Raft’s chief growth officer, Lionel van der Walt, also spoke on the Sustainability panel that was a feature of the TIACA summit. He emphasised the benefits of adopting AI-driven solutions to prepare for upcoming sustainability regulations coming into effect across the EU in January 2024.

Last month (October), Raft’s chief technology officer, Nisarg Mehta, said in a speech that customs brokers would benefit from a shift to AI for data entry and discrepancy identification, according to logistics platform.

Speaking at the US Northern Border Customs Brokers Association (NBCBA) Fall Conference, Mehta outlined how AI can achieve greater levels of operational efficiency, accuracy and transparency.
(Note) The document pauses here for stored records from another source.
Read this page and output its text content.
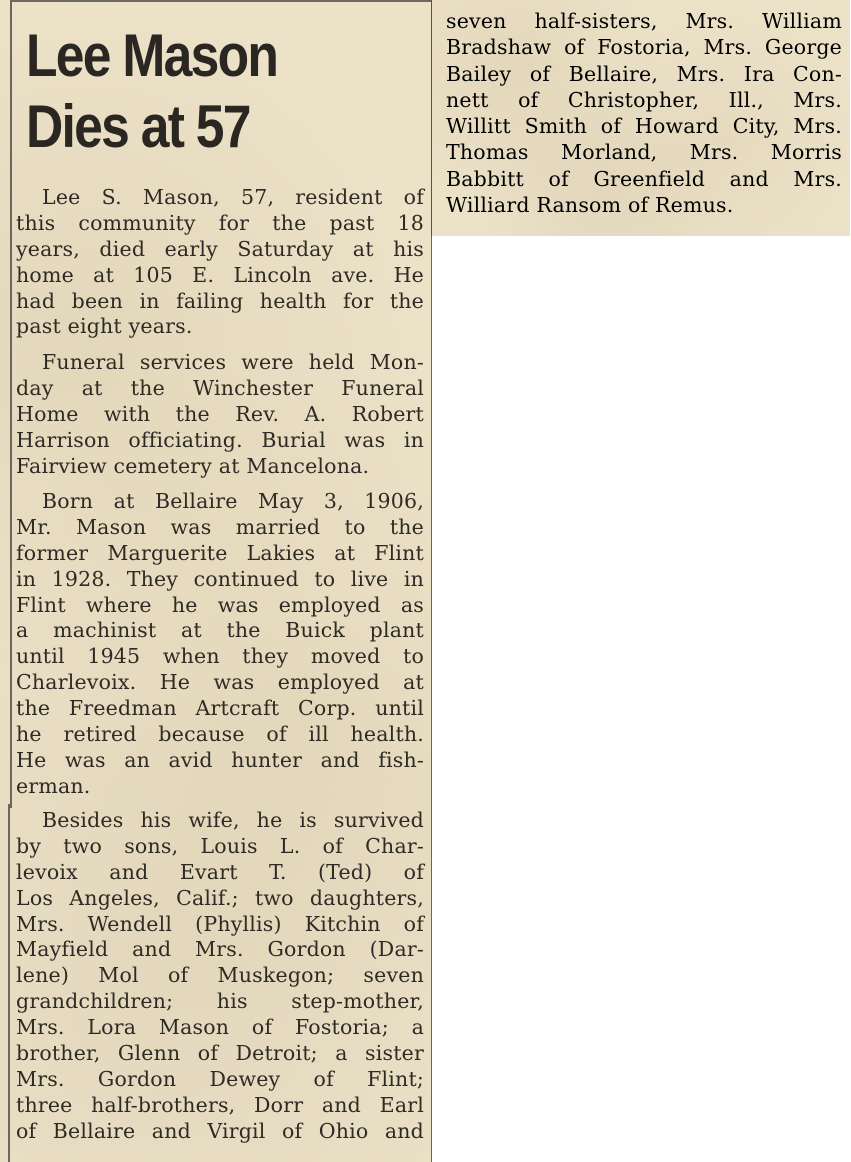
Lee Mason
Dies at 57
Lee S. Mason, 57, resident of
this community for the past 18
years, died early Saturday at his
home at 105 E. Lincoln ave. He
had been in failing health for the
past eight years.
Funeral services were held Mon-
day at the Winchester Funeral
Home with the Rev. A. Robert
Harrison officiating. Burial was in
Fairview cemetery at Mancelona.
Born at Bellaire May 3, 1906,
Mr. Mason was married to the
former Marguerite Lakies at Flint
in 1928. They continued to live in
Flint where he was employed as
a machinist at the Buick plant
until 1945 when they moved to
Charlevoix. He was employed at
the Freedman Artcraft Corp. until
he retired because of ill health.
He was an avid hunter and fish-
erman.
Besides his wife, he is survived
by two sons, Louis L. of Char-
levoix and Evart T. (Ted) of
Los Angeles, Calif.; two daughters,
Mrs. Wendell (Phyllis) Kitchin of
Mayfield and Mrs. Gordon (Dar-
lene) Mol of Muskegon; seven
grandchildren; his step-mother,
Mrs. Lora Mason of Fostoria; a
brother, Glenn of Detroit; a sister
Mrs. Gordon Dewey of Flint;
three half-brothers, Dorr and Earl
of Bellaire and Virgil of Ohio and
seven half-sisters, Mrs. William
Bradshaw of Fostoria, Mrs. George
Bailey of Bellaire, Mrs. Ira Con-
nett of Christopher, Ill., Mrs.
Willitt Smith of Howard City, Mrs.
Thomas Morland, Mrs. Morris
Babbitt of Greenfield and Mrs.
Williard Ransom of Remus.
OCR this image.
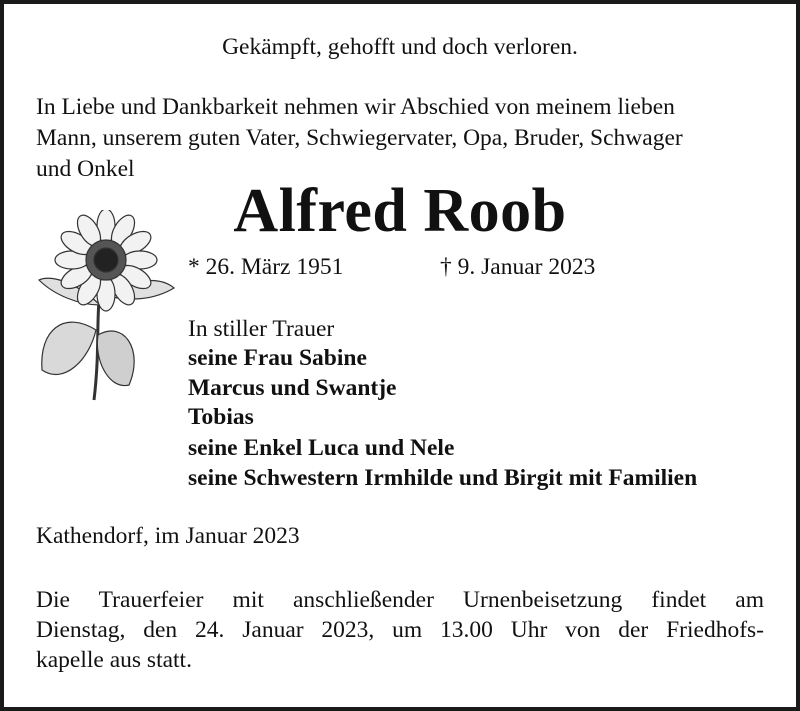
Gekämpft, gehofft und doch verloren.
In Liebe und Dankbarkeit nehmen wir Abschied von meinem lieben
Mann, unserem guten Vater, Schwiegervater, Opa, Bruder, Schwager
und Onkel
Alfred Roob
* 26. März 1951	† 9. Januar 2023
In stiller Trauer
seine Frau Sabine
Marcus und Swantje
Tobias
seine Enkel Luca und Nele
seine Schwestern Irmhilde und Birgit mit Familien
Kathendorf, im Januar 2023
Die Trauerfeier mit anschließender Urnenbeisetzung findet am
Dienstag, den 24. Januar 2023, um 13.00 Uhr von der Friedhofs-
kapelle aus statt.
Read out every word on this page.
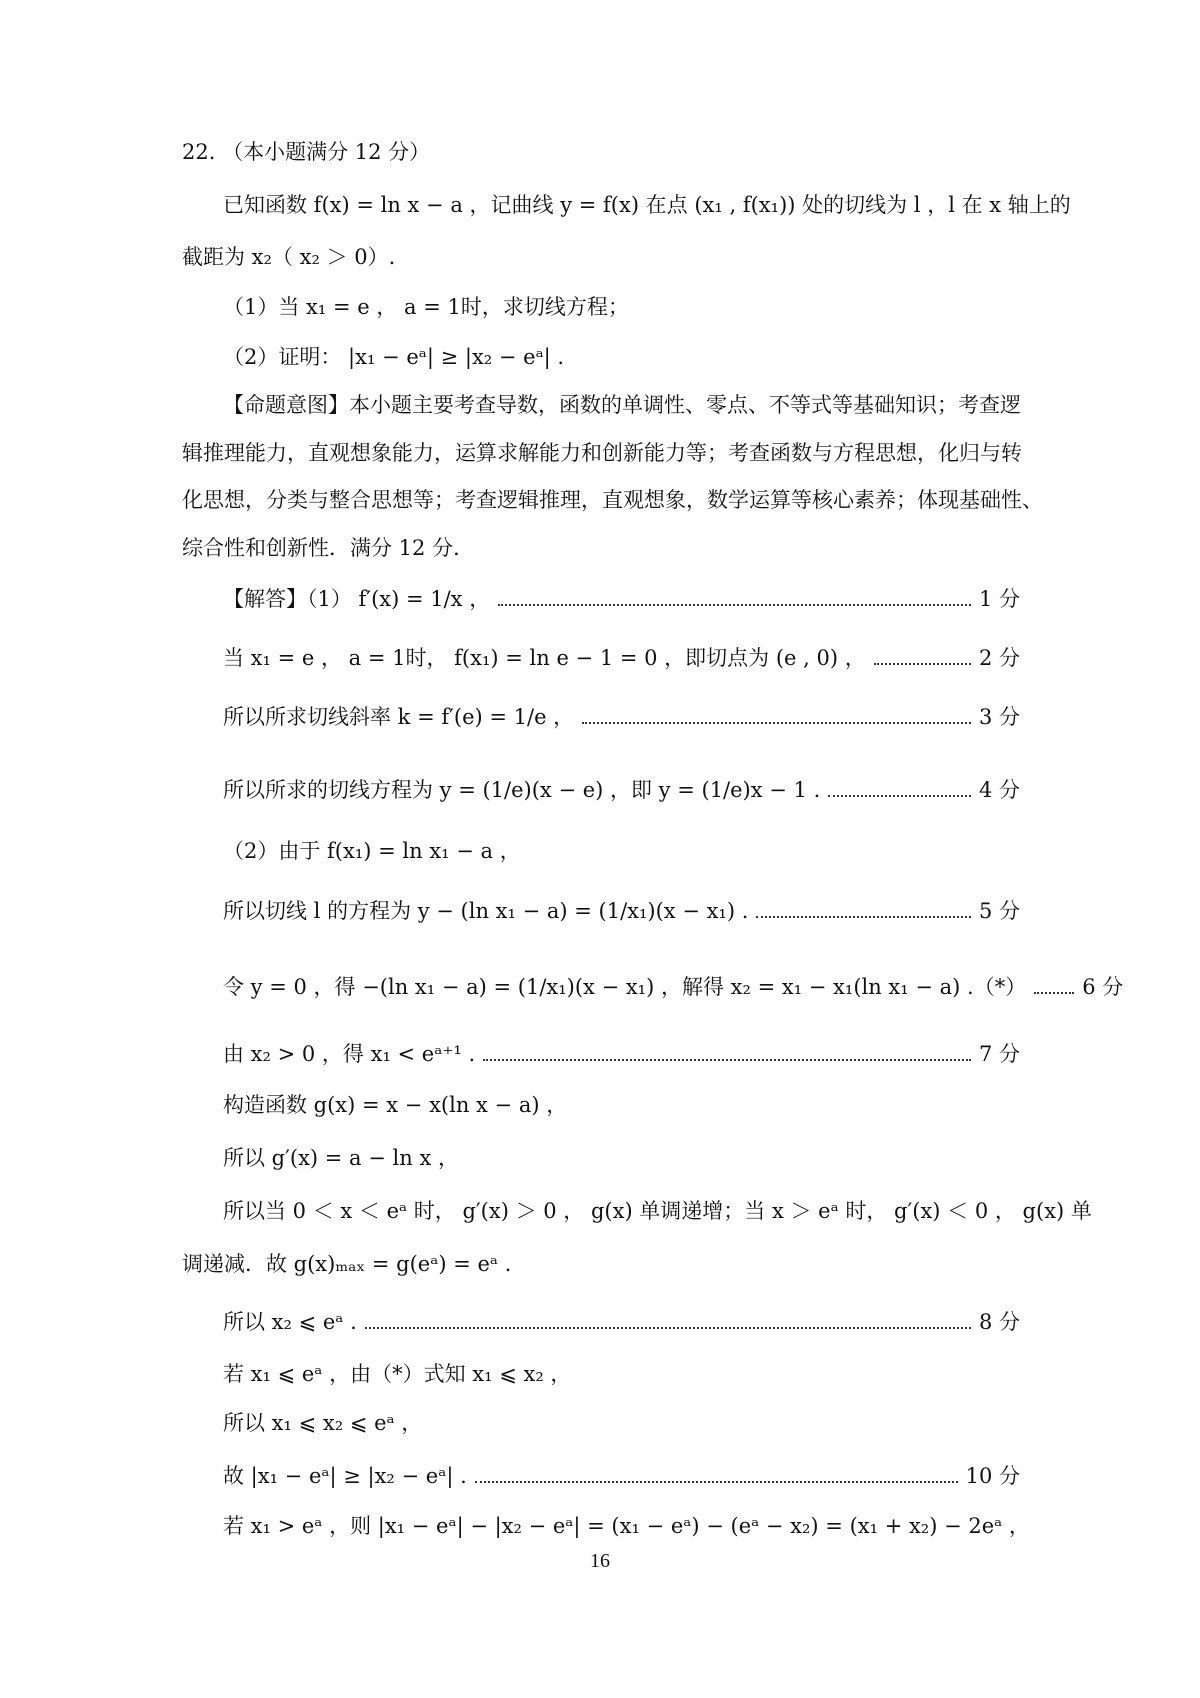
22. （本小题满分 12 分）
已知函数 f(x) = ln x − a ，记曲线 y = f(x) 在点 (x₁ , f(x₁)) 处的切线为 l ，l 在 x 轴上的
截距为 x₂（ x₂ ＞ 0）.
（1）当 x₁ = e ， a = 1时，求切线方程；
（2）证明： |x₁ − eᵃ| ≥ |x₂ − eᵃ| .
【命题意图】本小题主要考查导数，函数的单调性、零点、不等式等基础知识；考查逻
辑推理能力，直观想象能力，运算求解能力和创新能力等；考查函数与方程思想，化归与转
化思想，分类与整合思想等；考查逻辑推理，直观想象，数学运算等核心素养；体现基础性、
综合性和创新性．满分 12 分．
【解答】（1） f′(x) = 1/x ，	1 分
当 x₁ = e ， a = 1时， f(x₁) = ln e − 1 = 0 ，即切点为 (e , 0) ，	2 分
所以所求切线斜率 k = f′(e) = 1/e ，	3 分
所以所求的切线方程为 y = (1/e)(x − e) ，即 y = (1/e)x − 1 .	4 分
（2）由于 f(x₁) = ln x₁ − a ，
所以切线 l 的方程为 y − (ln x₁ − a) = (1/x₁)(x − x₁) .	5 分
令 y = 0 ，得 −(ln x₁ − a) = (1/x₁)(x − x₁) ，解得 x₂ = x₁ − x₁(ln x₁ − a) .（*）	6 分
由 x₂ > 0 ，得 x₁ < eᵃ⁺¹ .	7 分
构造函数 g(x) = x − x(ln x − a) ，
所以 g′(x) = a − ln x ，
所以当 0 ＜ x ＜ eᵃ 时， g′(x) ＞ 0 ， g(x) 单调递增；当 x ＞ eᵃ 时， g′(x) ＜ 0 ， g(x) 单
调递减．故 g(x)ₘₐₓ = g(eᵃ) = eᵃ .
所以 x₂ ⩽ eᵃ .	8 分
若 x₁ ⩽ eᵃ ，由（*）式知 x₁ ⩽ x₂ ，
所以 x₁ ⩽ x₂ ⩽ eᵃ ，
故 |x₁ − eᵃ| ≥ |x₂ − eᵃ| .	10 分
若 x₁ > eᵃ ，则 |x₁ − eᵃ| − |x₂ − eᵃ| = (x₁ − eᵃ) − (eᵃ − x₂) = (x₁ + x₂) − 2eᵃ ，
16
“Imagine customs brokers shifting from manual data entry to using AI-driven solutions that automate this type of work and help them identify discrepancies in a timely way when every second on the clock counts,” Mehta said.

“Harnessing AI is not just about automation; it’s about elevating our ability to ensure compliance, bolster security and refine customer service.”

Raft is an intelligent logistics platform that embeds AI into workflows and standardises diverse data inputs – whether email content, EDI or API – to improve performance.

Established in 2017, today Raft serves 60 freight forwarders across more than 30 countries around the world. Its platform is used to execute over 300,000 shipments per month.